As we’ve written before, there’s something missing from pretty much every conversation about our broken criminal justice system: the civil justice system. The United States is one of the only countries that thoroughly separates civil and criminal justice, even though the two are inextricably linked.

At the most basic level, this means that the broken criminal system often results in civil litigation. Meanwhile, civil litigants who cannot afford to defend, say, their housing or employment interests often end up in the criminal courts. The failure of either system sends more cases to the other.

But this is not necessarily a bad thing. One of the most important functions of the civil courts is to provide restitution for those wronged by the criminal courts. If a government wrongfully imprisons you, you cannot imprison it back. You can, however, seek compensation in a civil suit. This is true not just for the wrongfully imprisoned but also for the countless victims of criminal justice gone sour: the wrongfully arrested, beaten, brutalized, and even killed.

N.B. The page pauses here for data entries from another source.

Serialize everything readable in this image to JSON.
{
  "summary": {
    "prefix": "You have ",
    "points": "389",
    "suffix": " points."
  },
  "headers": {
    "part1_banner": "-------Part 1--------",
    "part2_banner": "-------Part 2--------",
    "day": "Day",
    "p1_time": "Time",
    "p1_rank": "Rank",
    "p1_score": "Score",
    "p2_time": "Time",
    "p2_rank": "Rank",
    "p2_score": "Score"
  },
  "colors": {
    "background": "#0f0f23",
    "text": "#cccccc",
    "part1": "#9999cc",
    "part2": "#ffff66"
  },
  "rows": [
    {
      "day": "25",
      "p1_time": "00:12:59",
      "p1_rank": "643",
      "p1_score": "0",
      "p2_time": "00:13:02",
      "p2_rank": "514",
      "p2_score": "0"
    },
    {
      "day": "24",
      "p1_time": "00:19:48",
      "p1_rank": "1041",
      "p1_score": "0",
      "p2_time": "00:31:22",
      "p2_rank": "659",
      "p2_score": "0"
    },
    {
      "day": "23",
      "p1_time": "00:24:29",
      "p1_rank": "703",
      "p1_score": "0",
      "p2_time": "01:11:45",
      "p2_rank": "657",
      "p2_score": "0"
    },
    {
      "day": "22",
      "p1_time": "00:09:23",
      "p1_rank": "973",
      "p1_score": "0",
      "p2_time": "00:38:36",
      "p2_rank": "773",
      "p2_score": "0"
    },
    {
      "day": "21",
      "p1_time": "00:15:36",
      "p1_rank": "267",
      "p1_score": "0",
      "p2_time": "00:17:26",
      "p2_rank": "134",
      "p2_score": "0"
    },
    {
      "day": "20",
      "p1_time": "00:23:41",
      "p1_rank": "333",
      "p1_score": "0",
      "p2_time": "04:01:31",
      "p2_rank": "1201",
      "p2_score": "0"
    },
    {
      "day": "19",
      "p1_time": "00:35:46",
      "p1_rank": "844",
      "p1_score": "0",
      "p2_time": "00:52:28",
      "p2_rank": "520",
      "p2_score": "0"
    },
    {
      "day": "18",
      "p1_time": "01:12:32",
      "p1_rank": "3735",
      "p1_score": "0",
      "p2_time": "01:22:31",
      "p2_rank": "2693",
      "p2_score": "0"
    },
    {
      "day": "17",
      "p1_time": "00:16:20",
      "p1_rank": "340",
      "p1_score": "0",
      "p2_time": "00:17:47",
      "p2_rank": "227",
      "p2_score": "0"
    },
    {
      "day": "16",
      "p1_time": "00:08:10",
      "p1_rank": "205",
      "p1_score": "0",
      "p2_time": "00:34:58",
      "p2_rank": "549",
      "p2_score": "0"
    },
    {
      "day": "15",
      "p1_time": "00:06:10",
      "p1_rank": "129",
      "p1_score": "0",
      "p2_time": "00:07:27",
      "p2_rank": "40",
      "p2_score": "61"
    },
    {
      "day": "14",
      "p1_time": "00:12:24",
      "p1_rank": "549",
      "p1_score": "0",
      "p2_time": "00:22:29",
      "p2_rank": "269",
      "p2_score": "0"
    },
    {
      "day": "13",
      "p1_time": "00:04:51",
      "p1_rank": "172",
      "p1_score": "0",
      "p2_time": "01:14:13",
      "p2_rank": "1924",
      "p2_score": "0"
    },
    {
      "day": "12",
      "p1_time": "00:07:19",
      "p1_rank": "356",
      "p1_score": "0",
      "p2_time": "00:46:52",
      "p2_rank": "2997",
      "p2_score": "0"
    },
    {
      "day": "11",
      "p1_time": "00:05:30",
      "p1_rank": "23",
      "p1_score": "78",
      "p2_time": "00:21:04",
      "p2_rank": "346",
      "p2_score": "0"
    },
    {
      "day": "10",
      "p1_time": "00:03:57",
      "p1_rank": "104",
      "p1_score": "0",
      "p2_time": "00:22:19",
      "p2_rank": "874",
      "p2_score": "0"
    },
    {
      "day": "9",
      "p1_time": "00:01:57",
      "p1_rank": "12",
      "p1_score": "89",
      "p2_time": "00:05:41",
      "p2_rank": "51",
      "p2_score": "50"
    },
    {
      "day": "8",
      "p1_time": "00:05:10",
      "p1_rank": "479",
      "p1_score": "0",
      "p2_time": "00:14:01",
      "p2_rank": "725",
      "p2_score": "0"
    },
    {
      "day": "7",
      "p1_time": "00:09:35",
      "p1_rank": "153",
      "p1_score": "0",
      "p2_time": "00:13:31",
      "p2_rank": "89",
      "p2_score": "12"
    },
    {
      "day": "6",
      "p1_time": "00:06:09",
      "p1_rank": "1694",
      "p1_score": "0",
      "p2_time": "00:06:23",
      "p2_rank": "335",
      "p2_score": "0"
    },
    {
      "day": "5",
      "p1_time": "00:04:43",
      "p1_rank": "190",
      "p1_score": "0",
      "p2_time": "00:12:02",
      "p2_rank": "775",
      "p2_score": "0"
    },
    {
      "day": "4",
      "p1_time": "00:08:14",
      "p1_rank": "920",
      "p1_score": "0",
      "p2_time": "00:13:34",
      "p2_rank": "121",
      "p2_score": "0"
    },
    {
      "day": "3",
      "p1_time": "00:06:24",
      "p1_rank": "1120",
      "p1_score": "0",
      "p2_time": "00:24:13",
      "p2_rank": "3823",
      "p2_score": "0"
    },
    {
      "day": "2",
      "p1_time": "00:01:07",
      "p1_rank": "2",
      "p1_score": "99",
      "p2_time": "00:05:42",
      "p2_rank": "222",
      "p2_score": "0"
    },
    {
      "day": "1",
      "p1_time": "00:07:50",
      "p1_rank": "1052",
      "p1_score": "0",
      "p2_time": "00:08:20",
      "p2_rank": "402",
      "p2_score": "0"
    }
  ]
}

Money, of course, does not equal justice. Settlements and damages cannot give people their lives back, but they do punish wrongdoers, deter wrongdoing, and give victims hope for a better future. Unfortunately it is far from easy for the people seeking justice to get it. Even the most straightforward cases take years to wind through the system. Worse still, the proceedings often force victims to relive the worst experiences of their lives – in depositions, cross-examinations, sometimes in the media.

Our leaders are absolutely right to push for eased sentencing and better policing. But it is a mistake to forget that criminal reform cannot happen without civil. Everyone deserves a fighting shot at justice, but there are some who simply shouldn’t have to fight.